Stiglitz cited the U.S. economy's gargantuan fiscal deficit as one reason for the market's bearish stance on the dollar. The deficit was exacerbated by a slew of stimulus measures to underpin an economy in recession, and some economists have estimated the economy's net debt could reach 10 percent of the country's gross domestic product.
But Stiglitz pointed out that a weak dollar has ended up helping the U.S. economy by making it easier for U.S. companies to export. And that has been the case this year. The U.S. trade deficit in August, for instance, has narrowed, with exports rising to their highest level since December 2008.
"It (a weak dollar) does help redress global imbalances," Stiglitz said, although he noted that the decline in the dollar should be orderly if the currency's weakness is to help the economy.
In any case, Stiglitz said he doesn't believe the dollar would fall at a pace so extreme that it could lead to panic. "I don't think that will likely happen."

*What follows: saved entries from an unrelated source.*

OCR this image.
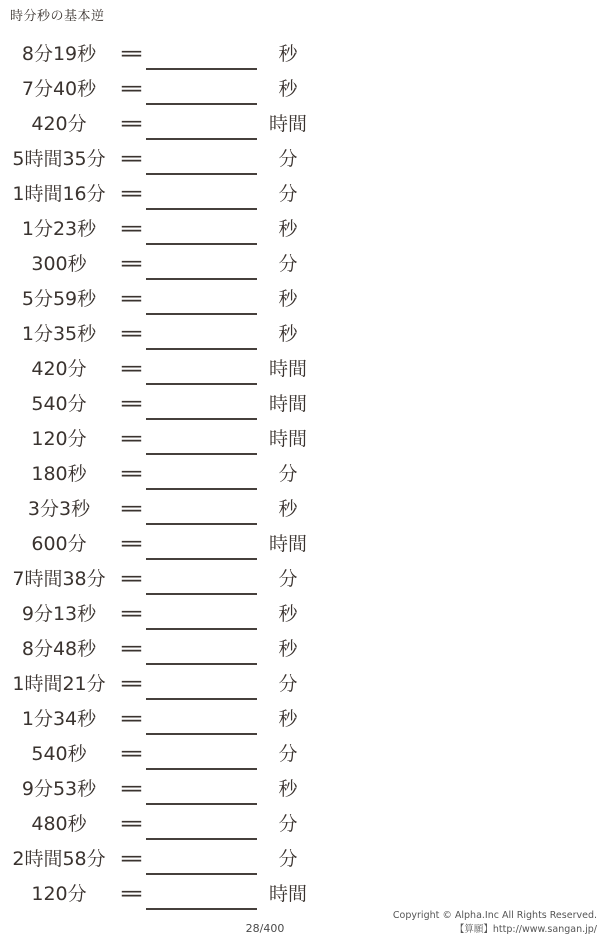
時分秒の基本逆
8分19秒	=	秒
7分40秒	=	秒
420分	=	時間
5時間35分 =	分
1時間16分 =	分
1分23秒	=	秒
300秒	=	分
5分59秒	=	秒
1分35秒	=	秒
420分	=	時間
540分	=	時間
120分	=	時間
180秒	=	分
3分3秒	=	秒
600分	=	時間
7時間38分 =	分
9分13秒	=	秒
8分48秒	=	秒
1時間21分 =	分
1分34秒	=	秒
540秒	=	分
9分53秒	=	秒
480秒	=	分
2時間58分 =	分
120分	=	時間
28/400
Copyright © Alpha.Inc All Rights Reserved.
【算願】http://www.sangan.jp/
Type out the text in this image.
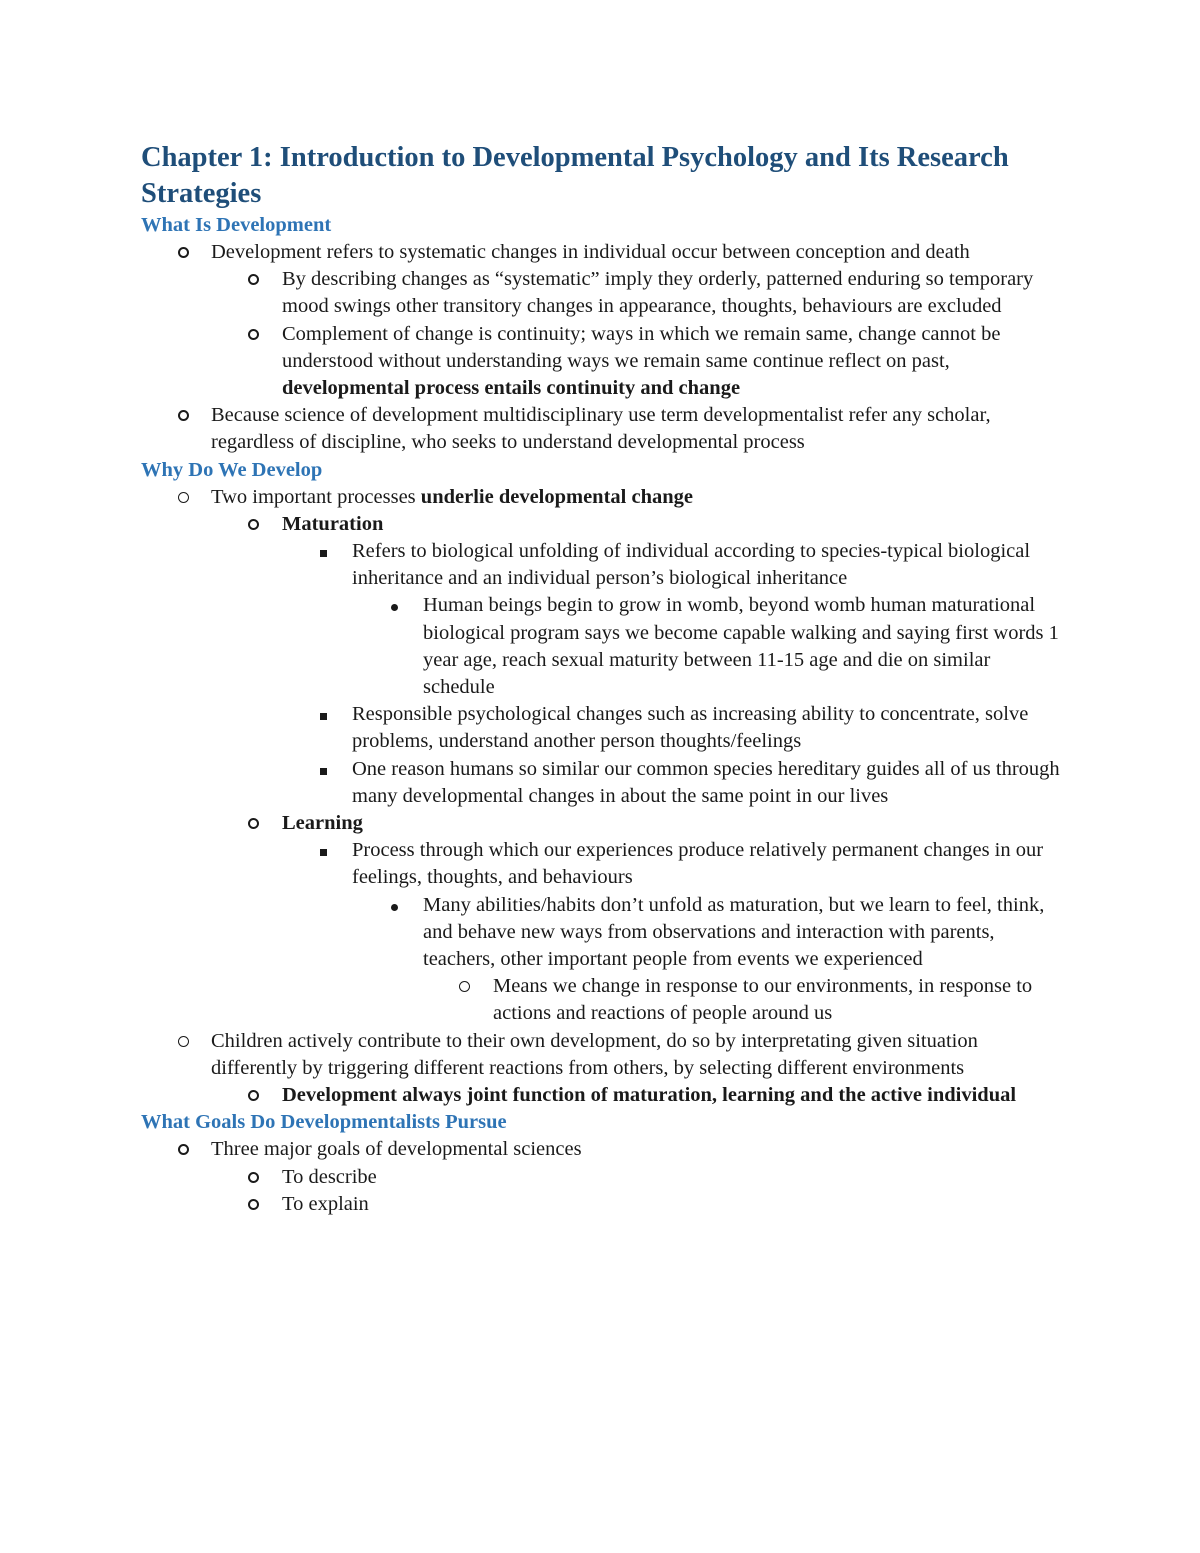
Chapter 1: Introduction to Developmental Psychology and Its Research Strategies
What Is Development
Development refers to systematic changes in individual occur between conception and death
By describing changes as “systematic” imply they orderly, patterned enduring so temporary mood swings other transitory changes in appearance, thoughts, behaviours are excluded
Complement of change is continuity; ways in which we remain same, change cannot be understood without understanding ways we remain same continue reflect on past, developmental process entails continuity and change
Because science of development multidisciplinary use term developmentalist refer any scholar, regardless of discipline, who seeks to understand developmental process
Why Do We Develop
Two important processes underlie developmental change
Maturation
Refers to biological unfolding of individual according to species-typical biological inheritance and an individual person’s biological inheritance
Human beings begin to grow in womb, beyond womb human maturational biological program says we become capable walking and saying first words 1 year age, reach sexual maturity between 11-15 age and die on similar schedule
Responsible psychological changes such as increasing ability to concentrate, solve problems, understand another person thoughts/feelings
One reason humans so similar our common species hereditary guides all of us through many developmental changes in about the same point in our lives
Learning
Process through which our experiences produce relatively permanent changes in our feelings, thoughts, and behaviours
Many abilities/habits don’t unfold as maturation, but we learn to feel, think, and behave new ways from observations and interaction with parents, teachers, other important people from events we experienced
Means we change in response to our environments, in response to actions and reactions of people around us
Children actively contribute to their own development, do so by interpretating given situation differently by triggering different reactions from others, by selecting different environments
Development always joint function of maturation, learning and the active individual
What Goals Do Developmentalists Pursue
Three major goals of developmental sciences
To describe
To explain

The last time central banks made a major coordinated effort to intervene in the currency market was in September 2000 when the Federal Reserve, Bank of England, Bank of Japan, and Bank of Canada joined forces with the European Central Bank to successfully support a beleaguered euro.
He added that while investors are worried about the country's growing debt, he believes that if the government spends its money well, "the deficit can be managed and the returns on investment can be greater than the cost of capital."
The dollar has dropped 7 percent against a basket of major currencies so far this year and on Wednesday fell to a 14-month low on expectations U.S. interest rates will stay at very low levels for some time. Low rates reduce the attractiveness of U.S. assets for global investors.